Enrile ready to face Blue Ribbon gauntlet


OF the four senators mentioned by chair Grace Pulido Tan of the Commission on Audit (COA) as having allocated their priority development assistance fund (PDAF) to seven bogus non-governmental organizations (NGOs) linked to Janet Lim Napoles, only senate minority leader Juan Ponce Enrile is willing to be questioned by his colleagues.

Tan, during the Blue Ribbon Committee hearing on the PDAF scam on Thursday, identified Senators Ramon Revilla Jr., Jinggoy Estrada, Gregorio Honasan and Enrile as among those who allocated millions from their PDAF to bogus NGOs from 2007 to 2009.

All four lawmakers earlier said that they will be inhibiting themselves from the proceedings in order to erase suspicion that they might influence the hearings.

But Senate majority leader Alan Peter Cayetano, is insisting that the four should attend the Blue Ribbon Committee hearing.

“I believe that their presence will not be seen as interfering with the investigation. On the contrary, they might be able to help shed light on the case,” Cayetano said.

Cayetano noted that although senators could not be questioned during such hearings, the chamber can always waive this rule and allow them to be questioned by their colleagues.

Enrile, in an earlier interview said that he is willing to be investigated by his colleagues in the Senate in case the committee invited him.

Sen. Jinggoy Estrada is a separate interview said that he is willing to submit himself to the proper forum, but did not elaborate if it includes the Blue ribbon investigation.

He said he also ready instructed his staff to do all the documentation and research work on the supposed documents signed on several questionable PDAF allocations.

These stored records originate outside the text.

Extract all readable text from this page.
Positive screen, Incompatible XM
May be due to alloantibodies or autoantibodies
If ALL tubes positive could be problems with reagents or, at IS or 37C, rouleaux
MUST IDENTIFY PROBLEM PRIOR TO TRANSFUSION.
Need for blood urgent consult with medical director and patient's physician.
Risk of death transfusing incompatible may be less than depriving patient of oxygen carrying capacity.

“My staff have discovered that the signatures of my other staff has been forged,” Estrada said.

Revilla and Honasan have yet to issue their respective statement regarding on going senate probe.

The Blue Ribbon Committee, will subpoena documents that would serve as proof that some legislators endorsed certain NGOs for the fund allocation.

According to Sen. Teofisto Guingona 3rd, chair of the committee, the panel is trying to trace where in the process of releasing the PDAF opens the opportunity to divert the fund.

“We learned that there are instances where key procedures were bypassed to ensure that specific NGOs be the beneficiary of the PDAF. We must determine whether this action is illegal. It may be irregular, but we must determine whether the law was violated,” he said.

It was bared in the proceedings that certain legislators would issue endorsement letters directly to the implementing agencies, ordering the respective agency to allot funds to specific NGOs.

The COA said the agencies treated the endorsement letters as their justification to release the fund to the NGO despite the absence of a law that allows transfer of public funds to NGOs.

“We are just hitting the tip of the iceberg, so to speak. We need to find the flaws in the system and find appropriate measures to end misuse of public funds,” he added.